To find the possible rational zeros of the polynomial function f(x) = 2x³ + 15x² + 9x + 22, we can use the Rational Root Theorem. This theorem states that any rational solution, expressed as a fraction p/q, has p as a factor of the constant term and q as a factor of the leading coefficient.
In this polynomial, the constant term is 22 and the leading coefficient is 2.

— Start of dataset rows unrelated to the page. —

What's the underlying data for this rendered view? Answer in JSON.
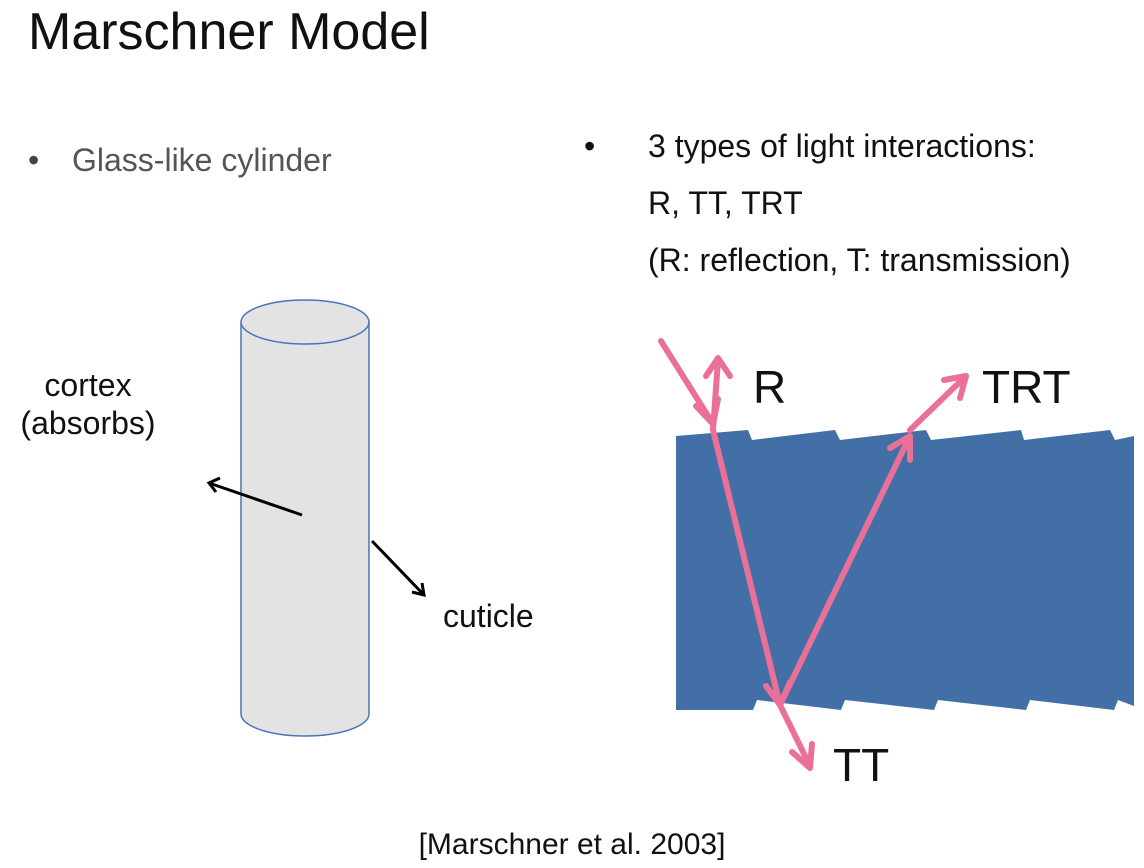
{
  "title": "Marschner Model",
  "left_bullet": {
    "marker": "•",
    "text": "Glass-like cylinder"
  },
  "right_bullet": {
    "marker": "•",
    "lines": [
      "3 types of light interactions:",
      "R, TT, TRT",
      "(R: reflection, T: transmission)"
    ]
  },
  "cylinder_labels": {
    "cortex": "cortex",
    "cortex_note": "(absorbs)",
    "cuticle": "cuticle"
  },
  "path_labels": {
    "r": "R",
    "trt": "TRT",
    "tt": "TT"
  },
  "citation": "[Marschner et al. 2003]",
  "colors": {
    "cylinder_fill": "#e3e3e3",
    "cylinder_stroke": "#4a74b8",
    "fiber_fill": "#4270a6",
    "light_path": "#ea7097"
  }
}
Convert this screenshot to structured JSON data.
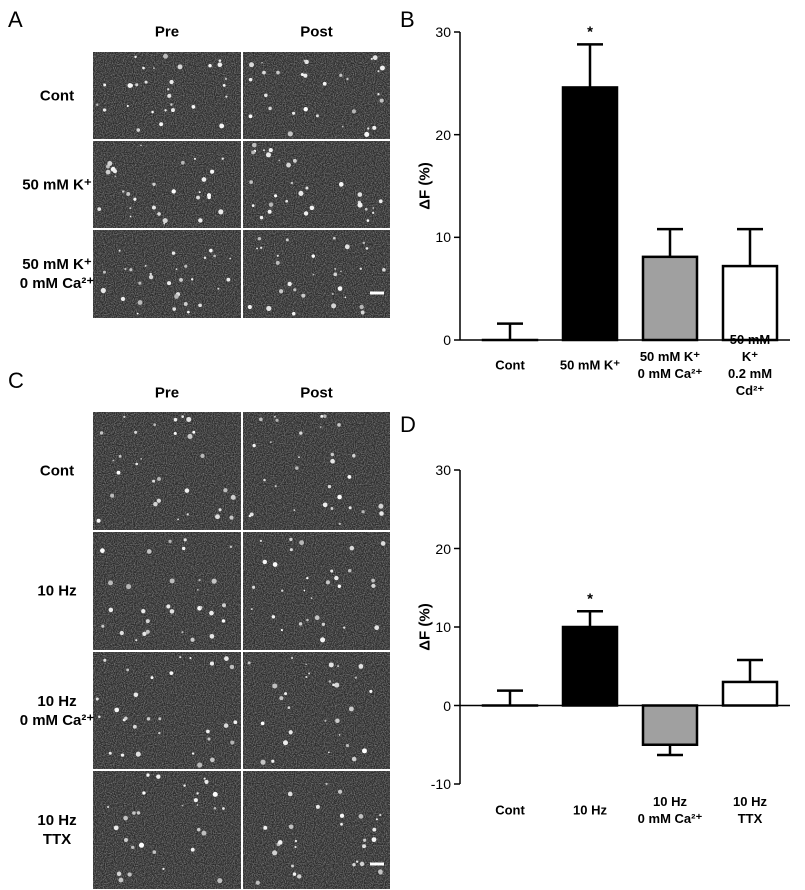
{
  "panels": {
    "A": {
      "letter": "A",
      "columns": [
        "Pre",
        "Post"
      ],
      "rows": [
        "Cont",
        "50 mM K⁺",
        "50 mM K⁺\n0 mM Ca²⁺"
      ]
    },
    "C": {
      "letter": "C",
      "columns": [
        "Pre",
        "Post"
      ],
      "rows": [
        "Cont",
        "10 Hz",
        "10 Hz\n0 mM Ca²⁺",
        "10 Hz\nTTX"
      ]
    }
  },
  "chart_data": [
    {
      "type": "bar",
      "letter": "B",
      "ylabel": "ΔF (%)",
      "categories": [
        "Cont",
        "50 mM K⁺",
        "50 mM K⁺\n0 mM Ca²⁺",
        "50 mM K⁺\n0.2 mM Cd²⁺"
      ],
      "values": [
        0,
        24.6,
        8.1,
        7.2
      ],
      "errors": [
        1.6,
        4.2,
        2.7,
        3.6
      ],
      "colors": [
        "#ffffff",
        "#000000",
        "#a0a0a0",
        "#ffffff"
      ],
      "annotations": [
        {
          "index": 1,
          "text": "*"
        }
      ],
      "ylim": [
        0,
        30
      ],
      "yticks": [
        0,
        10,
        20,
        30
      ]
    },
    {
      "type": "bar",
      "letter": "D",
      "ylabel": "ΔF (%)",
      "categories": [
        "Cont",
        "10 Hz",
        "10 Hz\n0 mM Ca²⁺",
        "10 Hz\nTTX"
      ],
      "values": [
        0,
        10,
        -5,
        3
      ],
      "errors": [
        1.9,
        2,
        1.3,
        2.8
      ],
      "colors": [
        "#ffffff",
        "#000000",
        "#a0a0a0",
        "#ffffff"
      ],
      "annotations": [
        {
          "index": 1,
          "text": "*"
        }
      ],
      "ylim": [
        -10,
        30
      ],
      "yticks": [
        -10,
        0,
        10,
        20,
        30
      ]
    }
  ]
}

The factors of 22 are: ±1, ±2, ±11, ±22.
The factors of 2 are: ±1, ±2.
Now, we can form the possible rational zeros by taking each factor of the constant term and dividing it by each factor of the leading coefficient:
- From ±1: ±1/1 = ±1
- From ±1: ±1/2 = ±1/2
- From ±2: ±2/1 = ±2
- From ±2: ±2/2 = ±1
- From ±11: ±11/1 = ±11
- From ±11: ±11/2 = ±11/2
- From ±22: ±22/1 = ±22
- From ±22: ±22/2 = ±11
After simplifying, we combine all possible values. The final list includes:
- ±1
- ±1/2
- ±2
- ±11
- ±11/2
- ±22
Thus, the possible rational zeros of the polynomial function f(x) = 2x³ + 15x² + 9x + 22 are: ±1, ±1/2, ±2, ±11, ±11/2, ±22.